A plain white tee does not usually get this much theater. GDC has taken Hanes’ BEEFY-T, split it into a two-pack of white and black crewnecks, and given the workhorse staple a powder-bleach finish that makes the fabric feel less like stock basics and more like something already lived in.
The collaboration is being billed as GDC and Hanes’ second pairing, and it arrives with a sharp retail point: ¥9,900 for two shirts, in sizes S through XXL. Hanes says the BEEFY-T was first introduced in 1975 and was built to last, with heavyweight 6-ounce cotton, double-needle stitching and a shape-holding crewneck. That construction is the real story here. The bleach treatment and GDC styling only matter because the base tee already carries the kind of durability that makes repeated washing part of the design language.
Release mechanics only sharpen the sense that this is being treated like a streetwear drop rather than a simple basics restock. The pack goes on sale April 29 at 11:00 at Hanes’ online store and the Shibuya PARCO POPUP SPACE GATE, with a wider GDC release following May 2 at 12:00 at GDC Daikanyama and on GDC’s official online store. Hanes Japan says the run is limited and may include entry lotteries and purchase limits at the popup, which only adds to the sense that even a humble T-shirt now needs scarcity to feel current.

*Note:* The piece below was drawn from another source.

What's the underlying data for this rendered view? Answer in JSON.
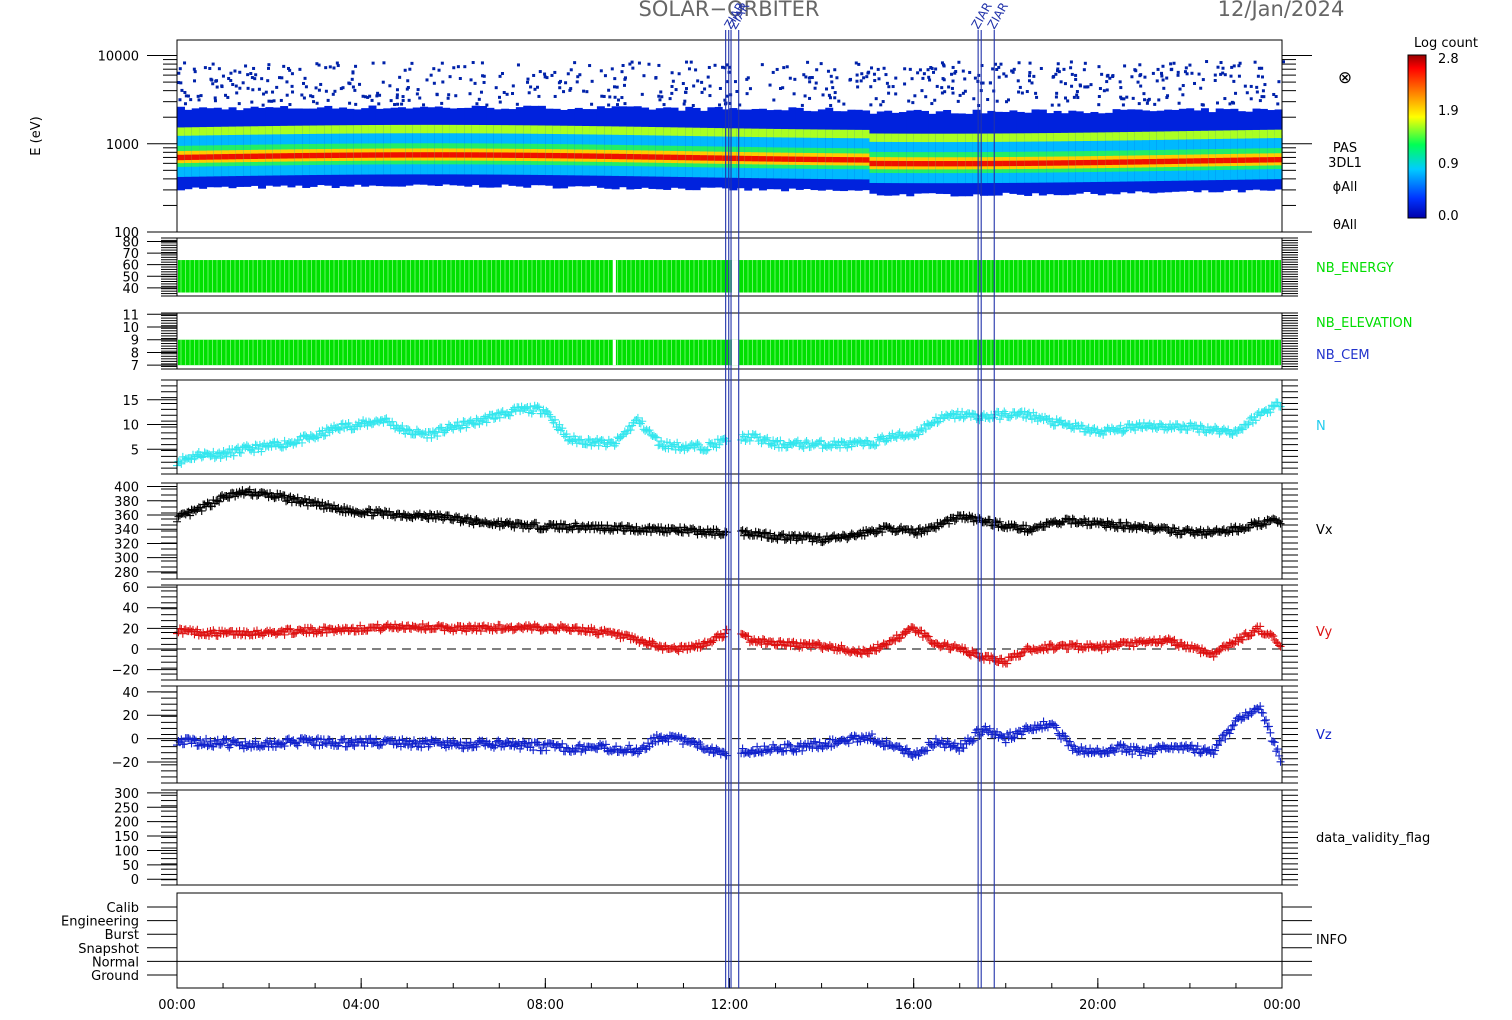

The styling does the rest. Takashi Kumagai photographed the campaign, with Yosuke Kubozuka fronting the images and giving the project a face that reads instantly to Japanese fashion fans and longtime film viewers alike. GDC also stamped its own line, “A rolling stone gathers no moss,” on the back neck, a small but telling reminder that the brand is still leaning into attitude as much as product. Founded in 1998 and back in active operation since 2025, GDC is using Hanes to test a familiar streetwear formula: take the most basic garment in the wardrobe, rough up the surface, attach a recognizable name, and see whether the result feels upgraded or simply better dressed. Here, the answer is somewhere in between, which is exactly why it works.